Maturité d’une organisation achats,
Le métier des achats est un métier jeune dans l’entreprise. Il s’est structuré tardivement dans les organisations. Jusqu’aux premières crises économiques de l’après-guerre, l’acte d’achat se réduit à l’acte d’approvisionnement. A la fin des années 80, un coup d’accélérateur est donné à la profession, des filières de formation de haut niveau se structurent et « la Direction des Achats » se rapproche des organes de décision des entreprises, au plus haut niveau.
Aujourd’hui, la photographie de la maturité d’une organisation achats reflète cette histoire :
On peut synthétiser ce diagramme autour de 5 niveaux de maturité :
Le premier niveau se résume à assurer l’acte d’approvisionnement, dans sa dimension administrative et logistique. Il faut noter que cette partie de chaîne de valeur ne doit pas être négligée. Elle est au cœur de la performance opérationnelle de l’achat. Un Directeur des Achats faisait régulièrement appel à la citation suivante : « l’avenir des achats, c’est l’approvisionnement ! ».
Le second niveau est celui dans lequel se trouvent de fait de nombreuses organisations : la fonction achats assure, dans le processus qui va de l’identification d’un besoin à l’acte d’achat, les dernières étapes de négociations commerciales. Il faut comprendre que sortir de cette situation ne peut être le seul fait des équipes achats. Cela suppose une reconnaissance de fait des métiers pour pouvoir toucher les niveaux supérieurs.
Le troisième niveau nécessite en effet de dépasser la dimension purement commerciale, et de rentrer « techniquement » ou d’un point de vue « métier » dans le produit ou la prestation achetée.

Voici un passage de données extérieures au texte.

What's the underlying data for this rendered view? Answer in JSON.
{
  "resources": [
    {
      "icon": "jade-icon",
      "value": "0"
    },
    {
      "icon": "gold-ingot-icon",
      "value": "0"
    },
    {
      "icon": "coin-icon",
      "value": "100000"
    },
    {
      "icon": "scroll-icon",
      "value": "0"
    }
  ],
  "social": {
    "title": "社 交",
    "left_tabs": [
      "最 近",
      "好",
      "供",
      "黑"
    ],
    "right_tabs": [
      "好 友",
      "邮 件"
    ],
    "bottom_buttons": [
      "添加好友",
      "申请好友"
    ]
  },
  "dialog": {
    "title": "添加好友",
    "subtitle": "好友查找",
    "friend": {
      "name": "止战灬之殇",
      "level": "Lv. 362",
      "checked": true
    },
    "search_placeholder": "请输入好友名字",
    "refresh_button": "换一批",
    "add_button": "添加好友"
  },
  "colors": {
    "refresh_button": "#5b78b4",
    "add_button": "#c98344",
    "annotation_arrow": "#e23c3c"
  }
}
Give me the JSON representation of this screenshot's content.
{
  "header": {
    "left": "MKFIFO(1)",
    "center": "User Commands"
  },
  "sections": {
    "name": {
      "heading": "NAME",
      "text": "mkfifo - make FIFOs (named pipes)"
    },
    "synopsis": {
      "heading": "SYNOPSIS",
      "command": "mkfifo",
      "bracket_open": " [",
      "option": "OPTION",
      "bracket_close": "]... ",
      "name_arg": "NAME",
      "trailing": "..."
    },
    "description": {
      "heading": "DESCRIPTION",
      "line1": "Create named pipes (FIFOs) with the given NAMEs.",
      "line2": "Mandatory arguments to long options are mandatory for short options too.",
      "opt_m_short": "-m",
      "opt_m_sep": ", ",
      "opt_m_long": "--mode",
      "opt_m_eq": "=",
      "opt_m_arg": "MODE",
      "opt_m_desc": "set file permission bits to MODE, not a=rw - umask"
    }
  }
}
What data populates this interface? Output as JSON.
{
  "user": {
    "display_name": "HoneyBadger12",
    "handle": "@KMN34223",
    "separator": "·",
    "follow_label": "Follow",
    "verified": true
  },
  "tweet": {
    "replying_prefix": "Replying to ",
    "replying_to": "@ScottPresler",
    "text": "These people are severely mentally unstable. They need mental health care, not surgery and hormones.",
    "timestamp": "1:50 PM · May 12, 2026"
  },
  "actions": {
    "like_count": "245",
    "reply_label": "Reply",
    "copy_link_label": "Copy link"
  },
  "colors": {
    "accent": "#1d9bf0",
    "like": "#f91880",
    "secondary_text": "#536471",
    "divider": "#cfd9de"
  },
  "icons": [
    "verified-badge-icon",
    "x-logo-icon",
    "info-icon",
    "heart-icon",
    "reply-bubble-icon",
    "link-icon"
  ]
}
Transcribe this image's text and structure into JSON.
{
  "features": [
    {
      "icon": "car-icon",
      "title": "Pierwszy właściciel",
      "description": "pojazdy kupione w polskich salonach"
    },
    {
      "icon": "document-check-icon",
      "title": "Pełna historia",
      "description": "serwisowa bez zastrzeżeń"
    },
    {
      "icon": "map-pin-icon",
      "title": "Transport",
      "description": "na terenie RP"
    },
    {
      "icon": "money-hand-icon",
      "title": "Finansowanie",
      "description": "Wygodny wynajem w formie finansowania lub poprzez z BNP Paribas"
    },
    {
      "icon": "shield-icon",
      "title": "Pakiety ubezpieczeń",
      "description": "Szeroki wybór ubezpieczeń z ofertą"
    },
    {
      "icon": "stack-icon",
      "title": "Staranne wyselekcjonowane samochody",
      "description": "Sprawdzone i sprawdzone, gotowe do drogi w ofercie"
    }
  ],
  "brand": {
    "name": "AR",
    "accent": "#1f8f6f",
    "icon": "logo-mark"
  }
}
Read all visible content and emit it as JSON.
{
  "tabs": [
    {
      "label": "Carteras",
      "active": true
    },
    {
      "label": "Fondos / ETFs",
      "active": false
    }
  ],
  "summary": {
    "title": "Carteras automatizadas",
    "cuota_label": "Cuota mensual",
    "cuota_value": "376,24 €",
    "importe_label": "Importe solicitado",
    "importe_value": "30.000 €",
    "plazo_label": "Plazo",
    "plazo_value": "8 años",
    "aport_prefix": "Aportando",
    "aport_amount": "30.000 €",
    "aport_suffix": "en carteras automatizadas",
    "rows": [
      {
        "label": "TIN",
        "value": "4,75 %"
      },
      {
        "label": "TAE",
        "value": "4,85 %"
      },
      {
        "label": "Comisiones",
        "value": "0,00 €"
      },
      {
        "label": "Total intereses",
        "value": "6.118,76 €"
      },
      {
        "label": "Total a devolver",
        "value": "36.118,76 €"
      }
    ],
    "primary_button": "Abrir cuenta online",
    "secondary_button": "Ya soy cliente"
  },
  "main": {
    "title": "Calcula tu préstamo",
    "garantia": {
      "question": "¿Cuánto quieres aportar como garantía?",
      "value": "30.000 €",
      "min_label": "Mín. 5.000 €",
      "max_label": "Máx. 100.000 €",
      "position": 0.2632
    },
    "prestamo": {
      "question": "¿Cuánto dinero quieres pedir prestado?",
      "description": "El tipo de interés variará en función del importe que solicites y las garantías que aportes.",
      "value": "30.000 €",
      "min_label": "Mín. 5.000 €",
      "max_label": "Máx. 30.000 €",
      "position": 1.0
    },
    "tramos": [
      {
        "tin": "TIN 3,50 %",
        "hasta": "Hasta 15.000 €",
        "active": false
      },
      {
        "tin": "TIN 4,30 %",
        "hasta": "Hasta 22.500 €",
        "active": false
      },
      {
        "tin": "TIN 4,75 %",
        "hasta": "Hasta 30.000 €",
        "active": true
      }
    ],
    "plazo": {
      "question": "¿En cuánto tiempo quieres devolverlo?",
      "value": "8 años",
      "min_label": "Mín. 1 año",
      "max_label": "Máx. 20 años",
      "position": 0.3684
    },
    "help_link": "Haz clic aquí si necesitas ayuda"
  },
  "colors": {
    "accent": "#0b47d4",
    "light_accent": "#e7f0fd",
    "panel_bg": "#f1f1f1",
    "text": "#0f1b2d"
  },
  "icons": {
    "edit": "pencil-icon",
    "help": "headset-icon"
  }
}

Cela suppose la complicité des prescripteurs et un investissement fort des équipes achats pour monter en compétence. C’est pourtant le niveau pour lequel l’accroissement de performance est le plus important.
Le quatrième niveau est encore plus intrusif dans les métiers, puisqu’il consiste à maîtriser chez eux, les volumes de dépenses !
Enfin, le niveau ultime, consiste à apporter factuellement de la création de valeur business, notamment en s’appuyant sur les fournisseurs pour contribuer à l’innovation.
« Category Management », de quoi parle-t-on ?
Un programme de « Category Management » est une démarche globale de la Direction des Achats qui s’appuie sur l’alignement de ses moyens, de ses actions et de sa gouvernance sur la structuration des différentes catégories achats (désignées aussi « familles » ou « segments », selon les cas). Ainsi, pour chaque catégorie achats désigne-t-on un responsable, qui répond de :
La responsabilité pour l’ensemble de la catégorie (au-delà de son propre champ d’intervention)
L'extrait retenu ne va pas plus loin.